One way (Using sed), if you know the line numbers
for n in 3 5 8 9 ....
do
sed -n "${n}p" file |awk command
done
or
sed -n "25000,30000p" file |awk command
Records generally have no fixed size so there is no way for awk but to scan the first part of the file even just to skip them.
Should you want to skip the first part of the input file and you (roughly) know the size to ignore, you can use dd to truncate the input, eg here assuming a record is 80 bytes wide:
dd if=inputfile bs=25MB skip=80 | awk ...
Finally, you can avoid awk to scan the last records by exiting from the awk script when you have hit the end of the interesting zone.

Is there a way to create an awk input inactivity timer?

I have a text source (a log file), which gets new lines appended to it by some third party.
I can output the additions to my source file using tail -f source.
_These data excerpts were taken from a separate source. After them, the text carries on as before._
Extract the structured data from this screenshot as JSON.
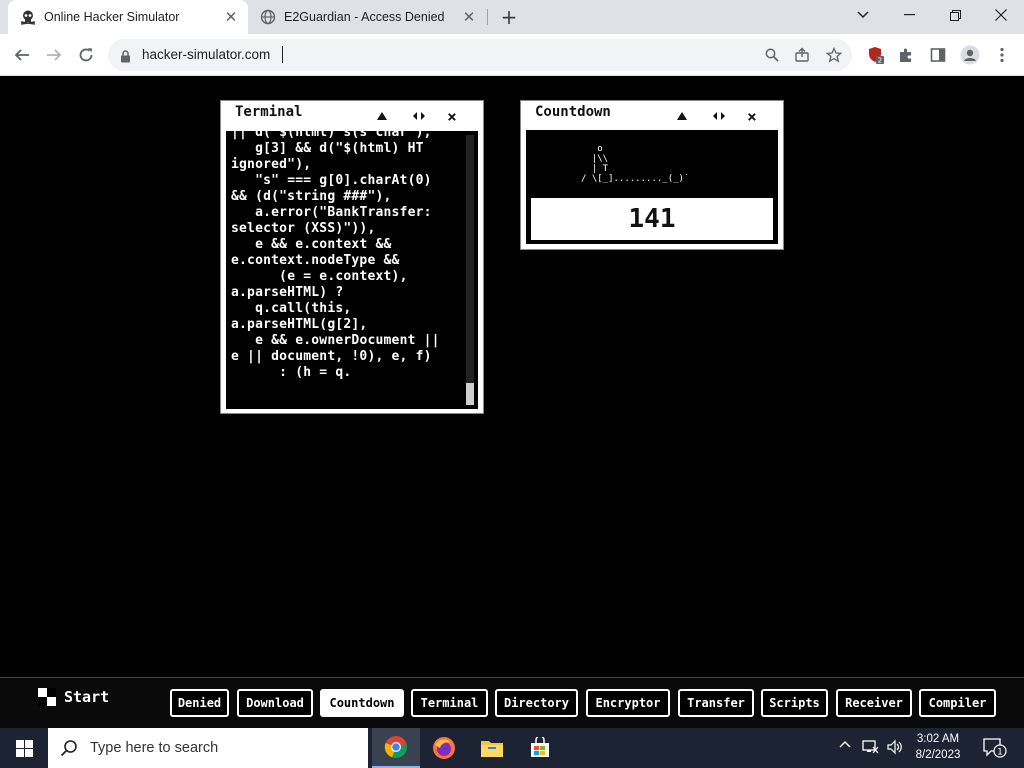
{
  "browser": {
    "tabs": [
      {
        "title": "Online Hacker Simulator",
        "active": true
      },
      {
        "title": "E2Guardian - Access Denied",
        "active": false
      }
    ],
    "url": "hacker-simulator.com",
    "extension_badge": "2"
  },
  "terminal": {
    "title": "Terminal",
    "code": "|| d( $(html) s(s char ),\n   g[3] && d(\"$(html) HT\nignored\"),\n   \"s\" === g[0].charAt(0)\n&& (d(\"string ###\"),\n   a.error(\"BankTransfer:\nselector (XSS)\")),\n   e && e.context &&\ne.context.nodeType &&\n      (e = e.context),\na.parseHTML) ?\n   q.call(this,\na.parseHTML(g[2],\n   e && e.ownerDocument ||\ne || document, !0), e, f)\n      : (h = q."
  },
  "countdown": {
    "title": "Countdown",
    "ascii": "   o\n  |\\\\\n  | T\n/ \\[_]........._(_)˙",
    "value": "141"
  },
  "window_controls": {
    "minimize": "▲",
    "move": "◆",
    "close": "×"
  },
  "simbar": {
    "start_label": "Start",
    "buttons": [
      {
        "label": "Denied",
        "style": "dark"
      },
      {
        "label": "Download",
        "style": "dark"
      },
      {
        "label": "Countdown",
        "style": "light"
      },
      {
        "label": "Terminal",
        "style": "dark"
      },
      {
        "label": "Directory",
        "style": "dark"
      },
      {
        "label": "Encryptor",
        "style": "dark"
      },
      {
        "label": "Transfer",
        "style": "dark"
      },
      {
        "label": "Scripts",
        "style": "dark"
      },
      {
        "label": "Receiver",
        "style": "dark"
      },
      {
        "label": "Compiler",
        "style": "dark"
      }
    ]
  },
  "windows_taskbar": {
    "search_placeholder": "Type here to search",
    "time": "3:02 AM",
    "date": "8/2/2023",
    "notification_count": "1"
  }
}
I can then pipe that through an awk script awk -f parser.awk to parse and format the output.
My question is: while tail -f source | awk -f parser.awk is running, is there a way to call function foo() inside my parser.awk script every time there is more than 5 seconds elapsed without anything coming through the pipe into the standard input of the awk script?
Edit: Currently using GNU Awk 3.1.6. May be able to upgrade to newer version if required.
If your shell's read supports -t and -u, here's an ugly hack:
{ echo hello; sleep 6; echo world; } | awk 'BEGIN{
while( "while read -t 5 -u 3 line; do echo \"$line\"; done" | getline > 0 )
print
}' 3<&0
You can replace the print in the body of the while loop with your script. However, it would probably make a lot more sense to put the read timeout between tail and awk in the pipeline, and it would make even more sense to re-implement tail to timeout.
Not exactly the answer to your question. However there is a little hack in shell that can do practically what you want:
{ tail -f log.file >&2 | { while : ; do sleep 5; echo SECRET_PHRASE ; done ; } ; } 2>&1 | awk -f script.awk
When awk receives SECRET_PHRASE it will run foo function every 5 seconds. Unfortunately is will run it every 5 second even in case there was some output during this time from tail.
ps. You can replace '{}' with '()' and vice versa. In the first case it won't create subshell, in the second one it will.
The another way is to append this secret phrase dirctly to log file in case nobody wrote there during last five seconds. But looks like it's not good idea due to you will have spoiled log file.